Going out for a pizza meant you went out, ordered a pizza (and maybe a nice bottle of Lambrusco or a cold Coke in a tall, waxy cup), and what arrived at your table a few minutes later was recognizably a pizza. No surprises, no dithering over whether you wanted the organic spelt-flour crust or pepperoni made from something other than pig and spice and time. No one came to your table and tried to sell you on the remarkable innovation of the chef's special concoction of dandelion greens, Thai purple basil, Styrofoam packing peanuts and recycled crankcase oil.

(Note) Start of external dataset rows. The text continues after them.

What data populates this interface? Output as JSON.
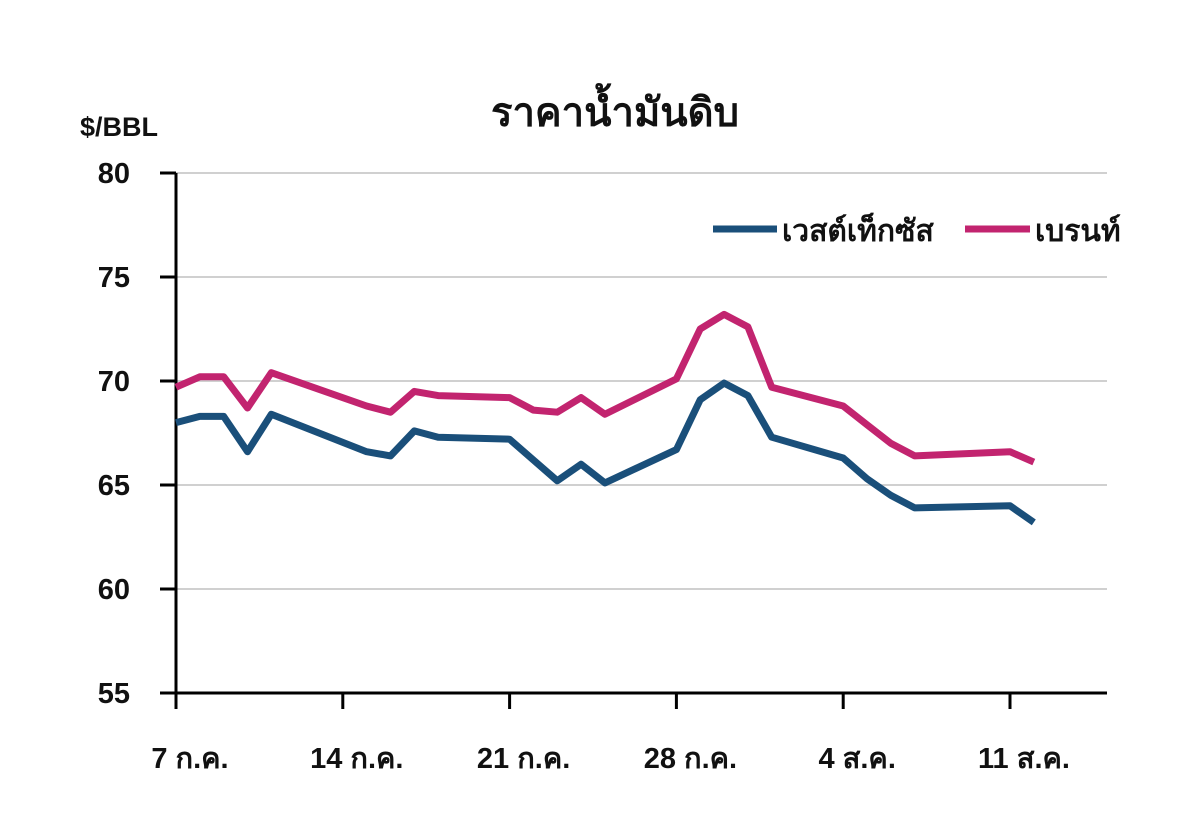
{
  "title": "ราคาน้ำมันดิบ",
  "y_unit": "$/BBL",
  "legend": [
    {
      "label": "เวสต์เท็กซัส",
      "color": "#1a4f7a"
    },
    {
      "label": "เบรนท์",
      "color": "#c2246f"
    }
  ],
  "chart_data": {
    "type": "line",
    "title": "ราคาน้ำมันดิบ",
    "xlabel": "",
    "ylabel": "$/BBL",
    "ylim": [
      55,
      80
    ],
    "yticks": [
      55,
      60,
      65,
      70,
      75,
      80
    ],
    "x_tick_labels": [
      "7 ก.ค.",
      "14 ก.ค.",
      "21 ก.ค.",
      "28 ก.ค.",
      "4 ส.ค.",
      "11 ส.ค."
    ],
    "x_tick_days": [
      0,
      7,
      14,
      21,
      28,
      35
    ],
    "x_range_days": [
      0,
      39
    ],
    "grid": "horizontal",
    "legend_position": "top-right",
    "x_day_offsets": [
      0,
      1,
      2,
      3,
      4,
      8,
      9,
      10,
      11,
      14,
      15,
      16,
      17,
      18,
      21,
      22,
      23,
      24,
      25,
      28,
      29,
      30,
      31,
      35,
      36
    ],
    "series": [
      {
        "name": "เวสต์เท็กซัส",
        "color": "#1a4f7a",
        "values": [
          68.0,
          68.3,
          68.3,
          66.6,
          68.4,
          66.6,
          66.4,
          67.6,
          67.3,
          67.2,
          66.2,
          65.2,
          66.0,
          65.1,
          66.7,
          69.1,
          69.9,
          69.3,
          67.3,
          66.3,
          65.3,
          64.5,
          63.9,
          64.0,
          63.2
        ]
      },
      {
        "name": "เบรนท์",
        "color": "#c2246f",
        "values": [
          69.7,
          70.2,
          70.2,
          68.7,
          70.4,
          68.8,
          68.5,
          69.5,
          69.3,
          69.2,
          68.6,
          68.5,
          69.2,
          68.4,
          70.1,
          72.5,
          73.2,
          72.6,
          69.7,
          68.8,
          67.9,
          67.0,
          66.4,
          66.6,
          66.1
        ]
      }
    ]
  }
}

I remember the first time I saw someone eating a pizza with pineapple on it. My friend Nick was sitting in his living room in Buffalo with a sixer of Molson Export and Beverly Hills 90210 on the TV, eating a Hawaiian pizza from La Nova covered with thin-sliced ham and chunks of wet, yellow pineapple. I was horrified and, to console myself, drank most of his beer and ate all the leftover chicken wings in his fridge, because I sure as hell wasn't going anywhere near that abomination masquerading as a pizza. I remember another place in upstate New York, right across the street from the second-floor apartment of another friend. It was a popular late-night joint for buck-and-a-quarter slices, populated almost exclusively by street-level dealers and shitfaced college types who would stagger in through the front doors, wheeze out an order to the tattooed and multiply-pierced asesinos working behind the counter, go back outside to puke in the gutter, then sit there on the curb waiting for their names to be called. Inside, just over the counter, was a sign that said something along the lines of: NO PINEAPPLE, NO BBQ CHICKEN, NO SPROUTS, JUST PIZZA. That was my kind of joint.

But that was then — a golden age for pizza purists. Today? I've got to carry a Food Lover's Companion, a copy of Michael Pollan's Omnivore's Dilemma and my Socialist Party membership card with me and have an Italian translator standing by just to negotiate a menu and get an eight-inch margherita with cheese. It's a good thing I stopped doing drugs, because if I was still using, I might starve to death. It's tough enough to say quattro formaggio e la salsiccia con la mozzarella di bufalo locale when sober.

Times change. Tastes change. Pizzas change. By the late '70s and early '80s, pizza pioneer Ed LaDou (who died just recently and is now slinging pies for Jesus) and the crew at Alice Waters's Chez Panisse were already messing with the base genetics of the classic (read: American) pizza. Alice and company were doing wood-oven pizzas with goat cheese, and LaDou (who would later go on to become Wolfgang Puck's original pizza chef at Spago and write the first menu for the California Pizza Kitchen chain) was making ricotta and red-pepper pizzas with pâté and mustard, pizzas with barbecued chicken or duck sausage. By the '90s, California pizza was all the rage. Salmon pizza. Sushi pizza. Mexican pizza. Pizza chains (Papa John's, Pizza Hut) started changing their sauces for franchise operations west of the Mississippi, and Herr Puck was filling the grocery stores with frozen Spago nightmares. The rapid movement toward organic, all-natural and locally sourced ingredients hit the pizza business hard around the turn of the millennium, as did the rush toward authenticity and regional specialization. And while it was certainly still possible to get a normal red-sauce-and-double-cheese pizza or a couple of hot pepperoni slices when the mood struck, there was suddenly a sense of petit bourgeois small-mindedness attached to the notion of eating a plain, old-fashioned pizza.